Introduction to R Package ARTtransfer for Transfer Learning

Boxiang Wang, Yunan Wu, and Chenglong Ye

2024-10-16

Introduction to ARTtransfer

The ARTtransfer package implements Adaptive and Robust Transfer Learning (ART), a framework that enhances model performance on primary tasks by integrating auxiliary data from related domains. The goal of ART is to leverage information from these auxiliary data while being robust against the so-called negative transfer, meaning that the performance of the primary task will not be negatively affected by non-informative auxiliary data.

Installation

To install the development version from GitHub, run the following:

# Install the R package from CRAN
install.packages("ARTtransfer")

Getting Started

This section demonstrates how to generate synthetic data for transfer learning and apply the ART framework using different models.

Generate Data

The function generate_data() allows you to simulate data for transfer learning, including primary, auxiliary, and noisy datasets. The response can be either continuous or binary for regression and classification tasks, respectively.

library(ARTtransfer)

# Generate synthetic datasets for transfer learning
dat <- generate_data(n0 = 100, K = 3, nk = 50, p = 10, mu_trgt = 1, xi_aux = 0.5, 
                     ro = 0.3, err_sig = 1, is_test = TRUE, task = "classification")

# Explore the generated data
cat("Primary dataset (X):", dim(dat$X), "\n")
cat("Auxiliary dataset 1 (X_aux[[1]]):", dim(dat$X_aux[[1]]), "\n")
cat("Test dataset (X_test):", dim(dat$X_test), "\n")

Fitting ART

Once the data is generated, you can use the ART() function to apply transfer learning. In this example, we fit a logistic regression using the wrapper function fit_logit(), which implements the glm() function in R.
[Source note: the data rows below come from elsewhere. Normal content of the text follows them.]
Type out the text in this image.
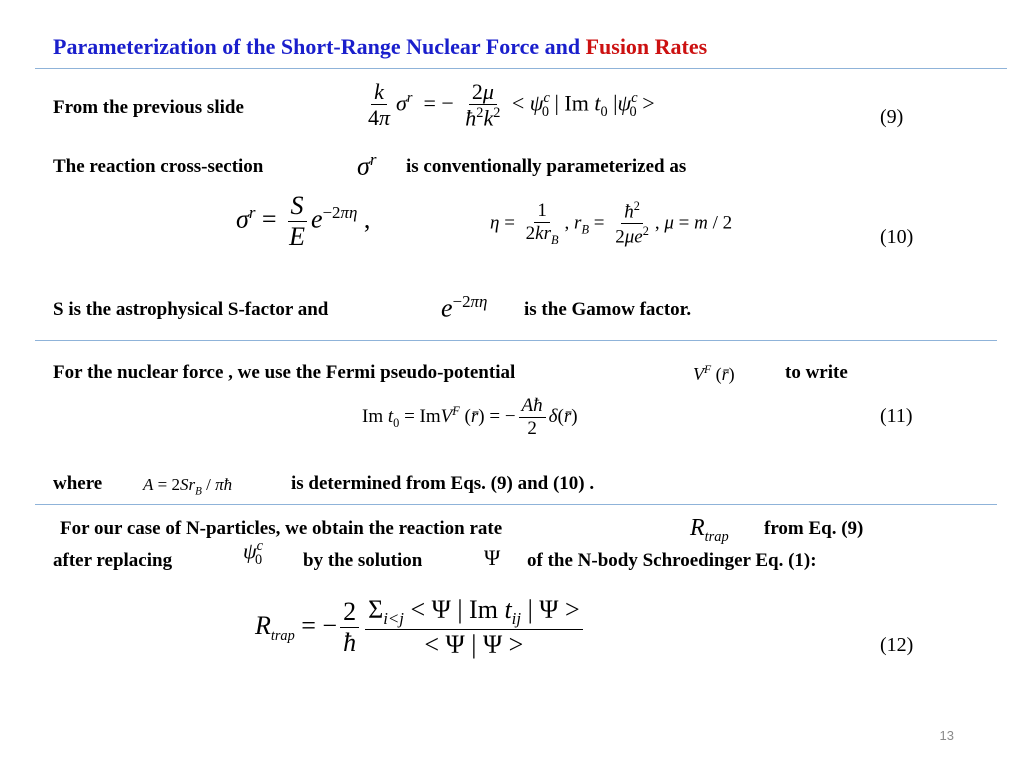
Parameterization of the Short-Range Nuclear Force and Fusion Rates
From the previous slide	$\frac{k}{4\pi} \sigma^r$  = − $\frac{2\mu}{ħ^2k^2} < \psi^c_0$ | Im $t_0$ $|\psi^c_0$ >
(9)
The reaction cross-section	$\sigma^r$ is conventionally parameterized as
$\sigma^r = \frac{S}{E} e^{-2\pi\eta}$ ,	$\eta = \frac{1}{2kr_B}$ , $r_B = \frac{ħ^2}{2\mu e^2}$ , μ = m / 2
(10)
S is the astrophysical S-factor and	$e^{-2\pi\eta}$ is the Gamow factor.
For the nuclear force , we use the Fermi pseudo-potential	$V^F$ (r̄)	to write
Im $t_0 = ImV^F$ (r̄) = − $\frac{Aħ}{2}$ δ(r̄)	(11)
where $A = 2Sr_B$ / πħ	is determined from Eqs. (9) and (10) .
For our case of N-particles, we obtain the reaction rate	$R_{trap}$ from Eq. (9)
after replacing	$\psi^c_0$ by the solution	Ψ of the N-body Schroedinger Eq. (1):
$R_{trap}$ = − $\frac{2}{ħ} \frac{\Sigma_{i<j} < \Psi | Im t_{ij} | \Psi >}{< \Psi | \Psi >}$	(12)
13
# Fit the ART model using generalized linear model (logistic regression)
fit_logit <- ART(X = dat$X, y = dat$y, X_aux = dat$X_aux, y_aux = dat$y_aux, 
                 X_test = dat$X_test, func = fit_logit)

# Summary of the fit
summary(fit_logit)

Wrapper Functions

The ARTtransfer package provides several wrapper functions for model fitting, including:

  • fit_lm(): Linear regression
  • fit_logit(): Logistic regression
  • fit_random_forest(): Random forest
  • fit_nnet(): Neural network
  • fit_gbm(): Gradient boosting machine

You can pass any of these functions to ART() using the func argument. You may also write your own function following the format of these wrappers. Specifically, the following requirements must be satisfied:

  • It accepts the required arguments: X, y, X_val, y_val, X_test, min_prod, max_prod.
  • It returns a list containing at least dev (the deviance) and pred (the predictions).
  • If is_coef = TRUE and a regression model is being used, the function must return the coefficients (coef).
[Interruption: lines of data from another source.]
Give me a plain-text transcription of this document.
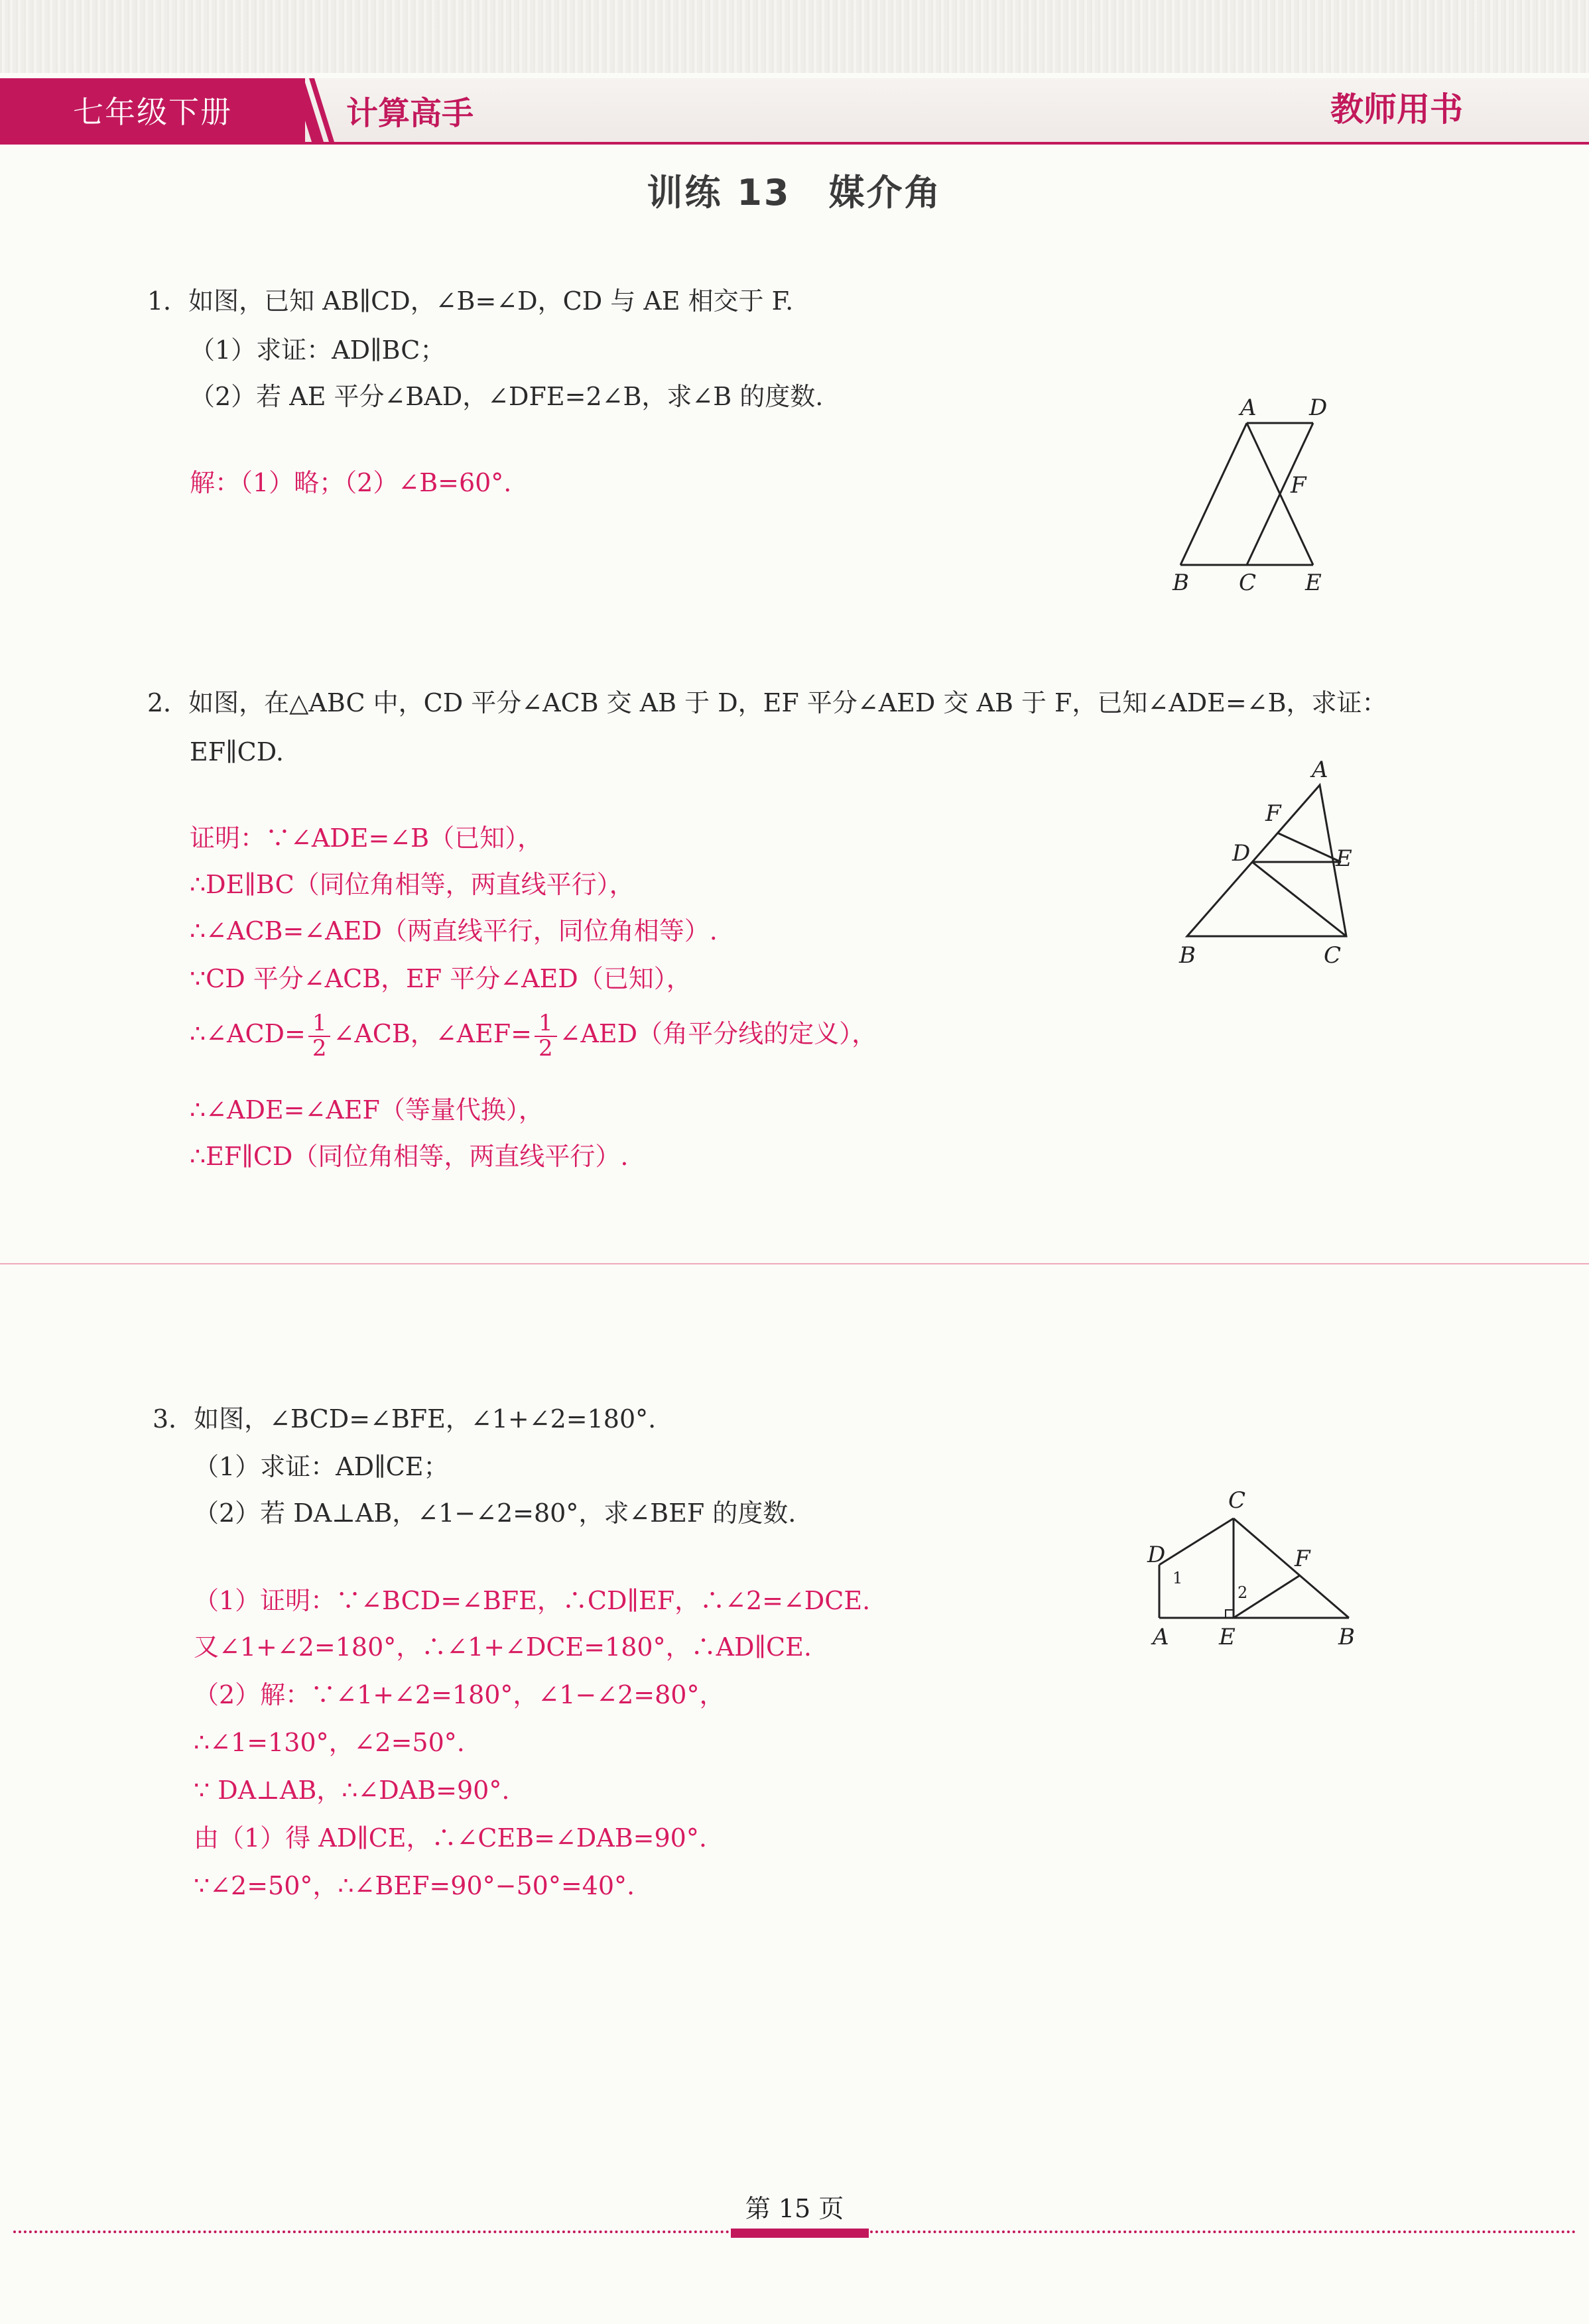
七年级下册	计算高手	教师用书
训练 13　媒介角
1．如图，已知 AB∥CD，∠B=∠D，CD 与 AE 相交于 F.
（1）求证：AD∥BC；
（2）若 AE 平分∠BAD，∠DFE=2∠B，求∠B 的度数.
解：（1）略；（2）∠B=60°.
A D
F
B C E
2．如图，在△ABC 中，CD 平分∠ACB 交 AB 于 D，EF 平分∠AED 交 AB 于 F，已知∠ADE=∠B，求证：
EF∥CD.
证明：∵∠ADE=∠B（已知），
∴DE∥BC（同位角相等，两直线平行），
∴∠ACB=∠AED（两直线平行，同位角相等）.
∵CD 平分∠ACB，EF 平分∠AED（已知），
∴∠ACD= $\frac{1}{2}$ ∠ACB，∠AEF= $\frac{1}{2}$ ∠AED（角平分线的定义），
∴∠ADE=∠AEF（等量代换），
∴EF∥CD（同位角相等，两直线平行）.
A
F
D	E
B	C
3．如图，∠BCD=∠BFE，∠1+∠2=180°.
（1）求证：AD∥CE；
（2）若 DA⊥AB，∠1−∠2=80°，求∠BEF 的度数.
（1）证明：∵∠BCD=∠BFE，∴CD∥EF，∴∠2=∠DCE.
又∠1+∠2=180°，∴∠1+∠DCE=180°，∴AD∥CE.
（2）解：∵∠1+∠2=180°，∠1−∠2=80°，
∴∠1=130°，∠2=50°.
∵ DA⊥AB，∴∠DAB=90°.
由（1）得 AD∥CE，∴∠CEB=∠DAB=90°.
∵∠2=50°，∴∠BEF=90°−50°=40°.
C
D	F
1
2
A E	B
第 15 页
ART with Integrated-Aggregating Machines (ART-I-AM)

ART_I_AM is an extension of the ART framework that automatically integrates three pre-defined models: random forest, AdaBoost, and neural networks. Users don’t need to specify the functions for each dataset as the models are already built into the function. However, users can follow the format of ART_I_AM and implement their own functions under this flexible and general framework.

Fitting ART with ART_I_AM

To use ART_I_AM, simply provide the primary and auxiliary datasets, and the integrated models will be applied automatically. We here demonstrate the method ART-I-AM by implementing three methods random forest, boosting, and neural networks. Users can modify the R function ART_I_AM by using any other functions, while the function should be coded to have the same format with func in the R function ART.

# Fit the ART_I_AM model using integrated Random Forest, AdaBoost, and Neural Network models
fit_I_AM <- ART_I_AM(X = dat$X, y = dat$y, 
            X_aux = dat$X_aux, y_aux = dat$y_aux, X_test = dat$X_test)

# View the predictions and weights
fit_I_AM$pred_FTL
fit_I_AM$W_FTL

Conclusion

The ARTtransfer package provides a flexible framework for performing adaptive and robust transfer learning using various models. You can easily integrate your own functions and data to improve performance on primary tasks.